What's the jobless report this week? And what about non-farm payroll jobs for July?
What's the latest number on retail sales? Did it beat expectations?
What's the Fed's Beige Book saying right now?
What's the latest quarterly GDP number, and was it revised from the previous quarter?
Quick — what's the industrial production and capacity utilization of US factories over the past six months?
Like an especially cruel version of Chinese water torture, these economic numbers drip, drip, drip as economists, managers, entrepreneurs, politicians, and others pore over each point.
And this is just one economy, in one country.
That's why it's so refreshing every once and a while to read an economic report like this one.
In other words, it's nice to see something simple that puts the US and global economies into their proper perspectives.
Here's the big idea from IHS Global Insight in its report titled "Outlook — Gross Metropolitan Product, and Critical Role of Transportation Infrastructure," which does us all the public service of comparing the size of US metropolitan economies with those of countries around the world.
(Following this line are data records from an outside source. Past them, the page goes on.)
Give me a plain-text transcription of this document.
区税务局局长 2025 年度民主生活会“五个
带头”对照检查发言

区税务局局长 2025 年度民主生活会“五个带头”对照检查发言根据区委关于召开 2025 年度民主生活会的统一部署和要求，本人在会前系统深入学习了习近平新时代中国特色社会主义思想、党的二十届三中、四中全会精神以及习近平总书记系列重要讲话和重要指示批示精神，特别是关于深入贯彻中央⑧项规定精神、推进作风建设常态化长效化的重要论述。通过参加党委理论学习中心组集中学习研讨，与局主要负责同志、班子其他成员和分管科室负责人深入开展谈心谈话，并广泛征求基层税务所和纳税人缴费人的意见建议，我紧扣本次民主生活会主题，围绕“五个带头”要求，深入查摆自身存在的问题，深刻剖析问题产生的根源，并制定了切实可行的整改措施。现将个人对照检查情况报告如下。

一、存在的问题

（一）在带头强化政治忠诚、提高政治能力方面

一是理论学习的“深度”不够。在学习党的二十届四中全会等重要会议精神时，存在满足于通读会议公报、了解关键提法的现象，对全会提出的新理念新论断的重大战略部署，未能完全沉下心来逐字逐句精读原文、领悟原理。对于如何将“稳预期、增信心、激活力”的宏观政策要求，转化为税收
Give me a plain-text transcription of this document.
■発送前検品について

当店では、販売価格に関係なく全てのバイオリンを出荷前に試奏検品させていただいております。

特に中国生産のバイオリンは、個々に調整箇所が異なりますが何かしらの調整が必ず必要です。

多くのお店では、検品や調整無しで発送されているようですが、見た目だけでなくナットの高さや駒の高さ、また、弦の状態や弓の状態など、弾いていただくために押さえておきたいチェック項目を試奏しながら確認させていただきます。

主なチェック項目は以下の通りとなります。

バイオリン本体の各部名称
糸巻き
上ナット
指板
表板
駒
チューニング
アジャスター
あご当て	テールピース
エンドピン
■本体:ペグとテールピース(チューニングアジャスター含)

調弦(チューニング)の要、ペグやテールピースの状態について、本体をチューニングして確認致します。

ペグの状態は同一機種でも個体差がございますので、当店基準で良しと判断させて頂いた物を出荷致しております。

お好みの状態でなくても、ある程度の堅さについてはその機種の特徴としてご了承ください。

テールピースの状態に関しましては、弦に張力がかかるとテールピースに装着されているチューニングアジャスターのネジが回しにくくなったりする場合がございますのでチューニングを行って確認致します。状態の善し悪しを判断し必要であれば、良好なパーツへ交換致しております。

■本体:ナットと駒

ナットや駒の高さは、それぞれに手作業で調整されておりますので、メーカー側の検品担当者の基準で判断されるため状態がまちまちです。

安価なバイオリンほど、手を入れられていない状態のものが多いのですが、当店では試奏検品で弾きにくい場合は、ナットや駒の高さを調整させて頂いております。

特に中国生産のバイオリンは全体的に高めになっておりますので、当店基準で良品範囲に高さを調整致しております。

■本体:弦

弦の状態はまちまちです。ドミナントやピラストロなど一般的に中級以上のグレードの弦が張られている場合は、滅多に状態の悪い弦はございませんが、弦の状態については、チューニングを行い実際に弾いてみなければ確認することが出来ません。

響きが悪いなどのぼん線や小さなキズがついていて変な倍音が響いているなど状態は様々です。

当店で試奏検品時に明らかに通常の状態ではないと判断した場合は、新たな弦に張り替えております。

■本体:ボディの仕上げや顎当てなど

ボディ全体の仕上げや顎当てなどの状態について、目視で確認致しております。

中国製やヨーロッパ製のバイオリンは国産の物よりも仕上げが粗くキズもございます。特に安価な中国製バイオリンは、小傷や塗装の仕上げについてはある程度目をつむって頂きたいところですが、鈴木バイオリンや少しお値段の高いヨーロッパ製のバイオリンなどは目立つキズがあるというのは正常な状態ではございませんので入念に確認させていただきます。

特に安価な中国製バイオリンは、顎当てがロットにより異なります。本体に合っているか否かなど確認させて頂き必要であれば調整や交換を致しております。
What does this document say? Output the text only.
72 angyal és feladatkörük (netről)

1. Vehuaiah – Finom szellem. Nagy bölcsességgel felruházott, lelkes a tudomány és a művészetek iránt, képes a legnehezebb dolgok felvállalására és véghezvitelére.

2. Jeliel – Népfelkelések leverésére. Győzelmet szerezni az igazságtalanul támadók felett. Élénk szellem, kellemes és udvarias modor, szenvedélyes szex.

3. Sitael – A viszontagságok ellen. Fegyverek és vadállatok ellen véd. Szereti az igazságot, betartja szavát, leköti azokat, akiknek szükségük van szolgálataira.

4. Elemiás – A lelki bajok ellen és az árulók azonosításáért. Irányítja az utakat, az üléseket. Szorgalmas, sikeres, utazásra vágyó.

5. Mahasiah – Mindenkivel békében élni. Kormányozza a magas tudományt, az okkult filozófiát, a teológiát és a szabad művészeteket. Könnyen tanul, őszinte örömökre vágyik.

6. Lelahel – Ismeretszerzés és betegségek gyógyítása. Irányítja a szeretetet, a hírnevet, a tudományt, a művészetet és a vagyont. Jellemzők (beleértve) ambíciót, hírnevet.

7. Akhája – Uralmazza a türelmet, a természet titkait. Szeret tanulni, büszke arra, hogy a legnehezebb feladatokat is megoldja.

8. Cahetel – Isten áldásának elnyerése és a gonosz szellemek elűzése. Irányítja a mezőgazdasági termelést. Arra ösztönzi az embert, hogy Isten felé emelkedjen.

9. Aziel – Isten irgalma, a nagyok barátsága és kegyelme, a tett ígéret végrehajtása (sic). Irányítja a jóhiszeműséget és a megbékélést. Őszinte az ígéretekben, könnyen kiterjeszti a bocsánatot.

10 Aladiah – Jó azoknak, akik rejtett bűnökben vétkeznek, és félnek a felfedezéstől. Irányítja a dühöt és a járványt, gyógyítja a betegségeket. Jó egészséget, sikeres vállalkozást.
The US is a collection of these giant economic engines — think interconnected metro areas like Dallas-Fort Worth-Arlington, Boston-Cambridge-Quincy, or San Francisco-Oakland-Freemont.
"Metropolitan economies are beacons for economic activity — as home to the majority of the population and clusters of industry and infrastructure, they are the breeding grounds for economic progress and innovation," the report states. "Since the end of the Great Recession, metro economies have been responsible for the majority of our employment and real GDP growth, and they will be vitally important to the nation’s continued economic health."
And, yes, these metro economies are big.
When looking at the 100 biggest economies in the world, in fact, 37 are metropolitan areas in the US.
Here's how IHS Global Insight tallies their impact on a global scale:
"The three largest metropolitan economies (New York, Los Angeles and Chicago) produce more than such countries as Poland, Belgium, Sweden, and Taiwan, to name a few. New York ranks as the 14th largest economy in the world, ahead of Mexico and South Korea, which have GDPs in excess of $1 trillion. Los Angeles ranks 20th and Chicago 23rd. Washington DC ranks as the 31st largest economy, above Austria, South Africa and the United Arab Emirates, while Philadelphia takes the 37th position and produces more than Thailand, Denmark, Colombia, and Venezuela. Oklahoma City is the 116th largest gross producer, with output higher than Luxembourg and Belarus; Tulsa captures the 133rd spot, producing more than Tunisia, Serbia, Costa Rica, and Lithuania."
It's compelling stuff.
It's also a reminder that, while things may not look so hot at the moment, there is still plenty of economic action happening out there in America, god bless it.